Muchos políticos esconden su verdadera cara a la hora de expresar sus sentimientos y deseos en relación a multitud de cuestiones sociales, con el único fin de continuar participando en el juego de la democracia y la vida pública. Aun así, en el fondo desearían imponer sus ideas y sus pensamientos y, en ciertas ocasiones, este ímpetu aflora de manera consciente para demostrar el tipo de personas que realmente son.

Guillermo Díaz Guerra, candidato del Partido Popular a la Alcaldía de Santa Cruz de Tenerife en las pasadas elecciones municipales, escribió en Twitter este comentario xenófobo durante la correspondiente campaña electoral, cuya reprobación apenas tuvo trascendencia: "No pueden tener los mismos derechos un inmigrante o un grancanario que un chicharrero". Presuntamente, el contexto aludía a la sobresaturación del albergue municipal, situado en dicha ciudad y sostenido con fondos públicos, cuyo servicio es deficitario ante las demandas existentes por esa población invisible, que vive de la mendicidad o con recursos económicos ínfimos.

Su disculpa posterior, ante lo que consideraba como un malentendido, no es más que la muestra evidente de los comentarios excluyentes y xenófobos que han caracterizado históricamente a este partido de derechas. Todos sabemos que esta fuerza política es clasista por naturaleza. Esto conlleva la potenciación de la diferenciación social, es decir, la necesidad de conformar una estructura piramidal en la cual unos pocos detenten la riqueza y el poder frente a una extensa masa, que debe obedecer ciegamente sus decisiones y cumplir con su obligación de mantener su estatus, que se basa en el dinero y la riqueza. Por eso, los pobres son repudiados en esa división de clases, lo mismo que los inmigrantes, porque unos y otros atentan contra su modelo discriminatorio.

A políticos de derechas como aquel no les importa que esas personas pasen hambre, que no tengan un techo donde cobijarse o que hayan perdido la dignidad en algún punto de su trayecto vital que ya no recuerdan. De hecho, solo piensan en que su partido apoye a las entidades bancarias privadas y a las empresas relacionadas con el poder; esto conlleva la defensa acérrima de esa estructura piramidal, de la cual ellos se benefician a conciencia y empleando el sistema político.
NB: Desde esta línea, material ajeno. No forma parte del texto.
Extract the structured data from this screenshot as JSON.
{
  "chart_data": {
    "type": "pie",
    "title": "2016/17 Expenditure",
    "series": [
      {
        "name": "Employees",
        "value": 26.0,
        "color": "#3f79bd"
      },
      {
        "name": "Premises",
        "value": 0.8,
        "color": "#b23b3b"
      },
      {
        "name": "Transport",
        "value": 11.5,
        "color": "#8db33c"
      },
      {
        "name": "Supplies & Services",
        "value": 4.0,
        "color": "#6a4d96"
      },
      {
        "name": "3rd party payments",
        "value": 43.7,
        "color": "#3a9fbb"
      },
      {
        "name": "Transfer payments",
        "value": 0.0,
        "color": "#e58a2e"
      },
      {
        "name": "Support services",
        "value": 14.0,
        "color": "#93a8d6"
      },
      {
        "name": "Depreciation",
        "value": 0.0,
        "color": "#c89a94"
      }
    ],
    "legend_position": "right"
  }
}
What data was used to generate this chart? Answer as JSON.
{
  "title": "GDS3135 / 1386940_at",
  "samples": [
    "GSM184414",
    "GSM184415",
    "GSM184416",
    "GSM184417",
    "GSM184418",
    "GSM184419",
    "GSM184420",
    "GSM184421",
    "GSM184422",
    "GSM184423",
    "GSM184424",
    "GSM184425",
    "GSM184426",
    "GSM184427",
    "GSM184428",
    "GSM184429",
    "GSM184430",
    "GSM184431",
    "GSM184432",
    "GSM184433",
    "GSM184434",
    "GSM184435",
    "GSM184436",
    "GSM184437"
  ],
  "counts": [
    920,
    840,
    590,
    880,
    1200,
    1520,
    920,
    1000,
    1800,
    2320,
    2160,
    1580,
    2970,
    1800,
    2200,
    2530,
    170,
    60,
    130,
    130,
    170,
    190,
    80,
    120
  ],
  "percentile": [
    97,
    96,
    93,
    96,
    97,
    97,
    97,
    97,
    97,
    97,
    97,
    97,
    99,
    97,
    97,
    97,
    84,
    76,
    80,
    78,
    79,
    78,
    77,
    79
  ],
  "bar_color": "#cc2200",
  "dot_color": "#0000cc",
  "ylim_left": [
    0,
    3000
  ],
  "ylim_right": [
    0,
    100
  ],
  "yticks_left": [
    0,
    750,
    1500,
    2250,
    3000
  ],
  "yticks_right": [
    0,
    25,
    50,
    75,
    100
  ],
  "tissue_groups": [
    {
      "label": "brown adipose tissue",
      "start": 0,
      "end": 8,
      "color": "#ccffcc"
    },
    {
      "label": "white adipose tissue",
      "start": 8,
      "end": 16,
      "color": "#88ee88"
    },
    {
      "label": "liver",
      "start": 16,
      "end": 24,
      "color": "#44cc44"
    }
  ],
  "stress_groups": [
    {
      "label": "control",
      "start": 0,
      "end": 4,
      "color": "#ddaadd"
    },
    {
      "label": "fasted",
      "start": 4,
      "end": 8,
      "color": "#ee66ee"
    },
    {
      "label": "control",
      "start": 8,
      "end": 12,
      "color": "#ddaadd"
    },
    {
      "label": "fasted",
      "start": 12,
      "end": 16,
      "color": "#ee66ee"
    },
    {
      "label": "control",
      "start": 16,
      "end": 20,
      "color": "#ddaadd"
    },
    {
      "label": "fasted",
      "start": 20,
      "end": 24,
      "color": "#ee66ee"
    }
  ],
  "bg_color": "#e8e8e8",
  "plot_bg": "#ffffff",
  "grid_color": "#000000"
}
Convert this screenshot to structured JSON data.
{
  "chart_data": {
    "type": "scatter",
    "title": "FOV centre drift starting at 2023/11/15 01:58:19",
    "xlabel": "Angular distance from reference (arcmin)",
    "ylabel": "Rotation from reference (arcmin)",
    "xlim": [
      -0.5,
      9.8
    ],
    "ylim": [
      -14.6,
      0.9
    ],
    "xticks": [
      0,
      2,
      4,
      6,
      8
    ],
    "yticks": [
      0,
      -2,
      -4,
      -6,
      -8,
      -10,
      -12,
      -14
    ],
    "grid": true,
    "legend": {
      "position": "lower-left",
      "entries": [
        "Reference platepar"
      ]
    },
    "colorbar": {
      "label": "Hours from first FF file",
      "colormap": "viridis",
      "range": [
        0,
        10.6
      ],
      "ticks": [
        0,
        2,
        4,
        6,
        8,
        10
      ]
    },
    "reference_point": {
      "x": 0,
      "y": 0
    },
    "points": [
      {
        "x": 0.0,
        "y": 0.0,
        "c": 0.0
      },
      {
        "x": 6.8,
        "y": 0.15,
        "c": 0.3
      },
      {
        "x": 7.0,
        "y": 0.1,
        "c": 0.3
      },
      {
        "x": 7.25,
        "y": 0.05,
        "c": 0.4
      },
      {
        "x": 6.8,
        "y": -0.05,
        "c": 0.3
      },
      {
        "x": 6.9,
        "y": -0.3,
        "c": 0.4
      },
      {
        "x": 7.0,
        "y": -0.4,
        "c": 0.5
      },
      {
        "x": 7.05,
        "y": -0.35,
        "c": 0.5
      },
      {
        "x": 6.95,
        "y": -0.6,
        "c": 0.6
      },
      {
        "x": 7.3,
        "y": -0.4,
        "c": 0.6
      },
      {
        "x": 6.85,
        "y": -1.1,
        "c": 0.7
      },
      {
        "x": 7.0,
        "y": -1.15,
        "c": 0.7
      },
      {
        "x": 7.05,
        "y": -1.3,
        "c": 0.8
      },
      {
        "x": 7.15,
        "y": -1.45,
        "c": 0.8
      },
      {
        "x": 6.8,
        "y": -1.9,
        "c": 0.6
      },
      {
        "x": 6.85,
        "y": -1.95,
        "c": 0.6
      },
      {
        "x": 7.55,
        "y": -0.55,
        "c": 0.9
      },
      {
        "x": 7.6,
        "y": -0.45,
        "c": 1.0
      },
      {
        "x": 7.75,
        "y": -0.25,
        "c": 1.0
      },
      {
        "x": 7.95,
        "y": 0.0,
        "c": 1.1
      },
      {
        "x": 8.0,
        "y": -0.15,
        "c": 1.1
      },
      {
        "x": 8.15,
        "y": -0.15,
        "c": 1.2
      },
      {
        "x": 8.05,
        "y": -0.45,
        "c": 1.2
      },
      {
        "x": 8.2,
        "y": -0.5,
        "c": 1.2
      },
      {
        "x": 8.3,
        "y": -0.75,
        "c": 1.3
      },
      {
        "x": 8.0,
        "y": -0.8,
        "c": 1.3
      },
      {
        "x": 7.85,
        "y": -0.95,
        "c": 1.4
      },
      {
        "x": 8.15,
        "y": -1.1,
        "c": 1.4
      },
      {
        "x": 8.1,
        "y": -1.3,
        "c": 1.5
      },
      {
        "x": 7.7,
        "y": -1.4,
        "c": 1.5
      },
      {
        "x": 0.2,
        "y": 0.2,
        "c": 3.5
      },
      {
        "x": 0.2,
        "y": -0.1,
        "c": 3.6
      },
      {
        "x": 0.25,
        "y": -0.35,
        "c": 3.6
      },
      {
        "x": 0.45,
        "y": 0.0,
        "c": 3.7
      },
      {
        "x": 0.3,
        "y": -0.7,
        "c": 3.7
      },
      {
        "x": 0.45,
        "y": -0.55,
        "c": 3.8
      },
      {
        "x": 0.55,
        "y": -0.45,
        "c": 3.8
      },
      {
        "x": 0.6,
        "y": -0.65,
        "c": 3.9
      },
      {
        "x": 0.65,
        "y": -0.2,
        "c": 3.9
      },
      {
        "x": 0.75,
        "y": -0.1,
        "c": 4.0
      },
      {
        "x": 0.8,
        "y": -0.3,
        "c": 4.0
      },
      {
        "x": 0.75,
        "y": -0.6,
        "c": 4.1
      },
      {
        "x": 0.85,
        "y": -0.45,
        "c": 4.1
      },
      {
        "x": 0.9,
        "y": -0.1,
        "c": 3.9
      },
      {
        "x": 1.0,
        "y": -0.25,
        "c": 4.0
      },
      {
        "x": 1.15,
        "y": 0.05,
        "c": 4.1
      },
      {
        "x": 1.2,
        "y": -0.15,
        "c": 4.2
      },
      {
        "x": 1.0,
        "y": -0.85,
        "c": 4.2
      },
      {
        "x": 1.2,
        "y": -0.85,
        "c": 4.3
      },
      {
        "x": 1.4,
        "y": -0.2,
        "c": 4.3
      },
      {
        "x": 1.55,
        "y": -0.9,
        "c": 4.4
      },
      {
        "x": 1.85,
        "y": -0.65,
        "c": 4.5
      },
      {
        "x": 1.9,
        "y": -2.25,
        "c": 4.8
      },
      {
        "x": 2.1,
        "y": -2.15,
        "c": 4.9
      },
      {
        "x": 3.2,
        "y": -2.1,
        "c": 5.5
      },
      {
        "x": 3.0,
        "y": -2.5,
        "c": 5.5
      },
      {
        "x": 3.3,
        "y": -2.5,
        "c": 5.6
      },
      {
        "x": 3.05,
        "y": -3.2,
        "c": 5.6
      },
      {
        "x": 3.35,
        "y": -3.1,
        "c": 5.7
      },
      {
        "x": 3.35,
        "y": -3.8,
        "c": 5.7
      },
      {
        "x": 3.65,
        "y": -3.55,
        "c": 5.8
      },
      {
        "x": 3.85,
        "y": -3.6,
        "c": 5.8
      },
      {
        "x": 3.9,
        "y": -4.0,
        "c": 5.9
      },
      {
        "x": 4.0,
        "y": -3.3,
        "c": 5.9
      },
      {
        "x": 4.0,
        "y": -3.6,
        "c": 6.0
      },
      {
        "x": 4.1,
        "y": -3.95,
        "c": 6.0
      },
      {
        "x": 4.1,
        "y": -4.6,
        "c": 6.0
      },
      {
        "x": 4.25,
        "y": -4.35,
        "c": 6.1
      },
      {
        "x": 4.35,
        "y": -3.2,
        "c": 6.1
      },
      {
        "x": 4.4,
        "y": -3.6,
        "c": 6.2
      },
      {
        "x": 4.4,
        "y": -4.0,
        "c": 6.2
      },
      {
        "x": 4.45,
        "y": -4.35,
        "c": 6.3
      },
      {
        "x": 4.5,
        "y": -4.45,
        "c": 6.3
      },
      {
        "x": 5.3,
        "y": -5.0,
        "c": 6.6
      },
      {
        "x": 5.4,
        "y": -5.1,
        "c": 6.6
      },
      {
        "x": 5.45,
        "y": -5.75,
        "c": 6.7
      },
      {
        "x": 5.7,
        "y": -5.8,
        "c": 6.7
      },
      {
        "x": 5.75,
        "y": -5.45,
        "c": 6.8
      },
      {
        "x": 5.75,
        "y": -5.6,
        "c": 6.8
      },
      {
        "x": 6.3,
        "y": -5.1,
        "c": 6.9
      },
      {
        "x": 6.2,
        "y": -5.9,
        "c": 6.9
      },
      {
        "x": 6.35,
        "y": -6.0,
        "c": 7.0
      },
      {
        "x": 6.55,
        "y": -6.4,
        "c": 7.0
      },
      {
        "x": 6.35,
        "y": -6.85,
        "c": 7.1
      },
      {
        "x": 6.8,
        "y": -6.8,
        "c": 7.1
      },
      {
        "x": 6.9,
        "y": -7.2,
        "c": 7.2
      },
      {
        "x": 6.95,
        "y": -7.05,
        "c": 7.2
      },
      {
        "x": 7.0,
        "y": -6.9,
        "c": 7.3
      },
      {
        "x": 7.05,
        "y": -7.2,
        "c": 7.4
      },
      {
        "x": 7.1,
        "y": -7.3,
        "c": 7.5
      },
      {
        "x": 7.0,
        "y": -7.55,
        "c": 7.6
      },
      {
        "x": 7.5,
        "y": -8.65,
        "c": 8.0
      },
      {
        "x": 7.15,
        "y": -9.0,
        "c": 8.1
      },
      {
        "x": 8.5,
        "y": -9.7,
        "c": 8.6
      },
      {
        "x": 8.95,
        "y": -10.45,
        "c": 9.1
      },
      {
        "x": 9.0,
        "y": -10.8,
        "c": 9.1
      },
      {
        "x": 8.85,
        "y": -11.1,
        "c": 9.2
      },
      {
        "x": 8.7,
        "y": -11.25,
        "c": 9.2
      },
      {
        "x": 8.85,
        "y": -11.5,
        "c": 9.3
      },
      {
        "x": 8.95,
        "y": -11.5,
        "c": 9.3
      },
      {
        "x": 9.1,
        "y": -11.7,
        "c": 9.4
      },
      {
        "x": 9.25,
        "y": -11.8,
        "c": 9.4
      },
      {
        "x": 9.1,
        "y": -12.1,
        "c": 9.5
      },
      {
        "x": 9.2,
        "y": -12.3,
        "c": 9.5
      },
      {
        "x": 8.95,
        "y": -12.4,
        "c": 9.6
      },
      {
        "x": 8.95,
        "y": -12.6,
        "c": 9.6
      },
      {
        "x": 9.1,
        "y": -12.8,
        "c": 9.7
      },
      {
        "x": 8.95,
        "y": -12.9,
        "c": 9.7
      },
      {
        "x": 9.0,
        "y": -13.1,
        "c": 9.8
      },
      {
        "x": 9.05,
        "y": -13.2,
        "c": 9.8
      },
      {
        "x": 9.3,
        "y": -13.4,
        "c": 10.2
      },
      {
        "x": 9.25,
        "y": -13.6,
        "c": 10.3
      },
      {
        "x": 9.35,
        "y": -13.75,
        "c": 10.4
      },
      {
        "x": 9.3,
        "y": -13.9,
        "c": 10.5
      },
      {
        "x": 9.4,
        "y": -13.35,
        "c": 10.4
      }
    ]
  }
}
Díaz Guerra debería replantearse que la sobresaturación de ese albergue es producto del arquetipo económico y social amparado por el PP, basado en la desigualdad de la distribución de la riqueza; además, no es cuestión de quejarse de que se trata de un servicio que ahora mismo está al borde del colapso, sino avergonzarnos de que exista porque precisamente eso significa que la pobreza es todavía una característica del Archipiélago en el siglo XXI. El poder público no la ha erradicado; por el contrario, tiene la conciencia tranquila porque la gestiona como una actividad piadosa, destinando fondos públicos para mitigar las necesidades básicas de esa población, que repito molesta y debe quedar al margen de la que utiliza constantemente tarjetas de crédito.

Ese comentario es otra muestra de la actitud vil y xenófoba de la que han hecho gala ciertos políticos canarios, acostumbrados a analizar los problemas que nos rodean sin haberlos experimentado ni convivido con ellos. Si todos los mendigos tuviesen Twitter, no solo se organizarían como grupo excluido para que se escuchase su voz y cambiase su situación, sino que pondrían en jaque ese prototipo socioeconómico, basado en el dinero como garantía del progreso. Pero como esto es imposible que suceda, seguiremos acostumbrados a comentarios gratuitos como los de Díaz Guerra, sin fondo argumental ni humanidad. Para él, los mendigos solo son un número, con el que se juega en el contexto político. La apertura de un nuevo albergue construiría otra consecuencia del neoliberalismo defendido por su partido: cuantos más centros tiene una ciudad, mayor es su dependencia del dinero y menos igualitaria.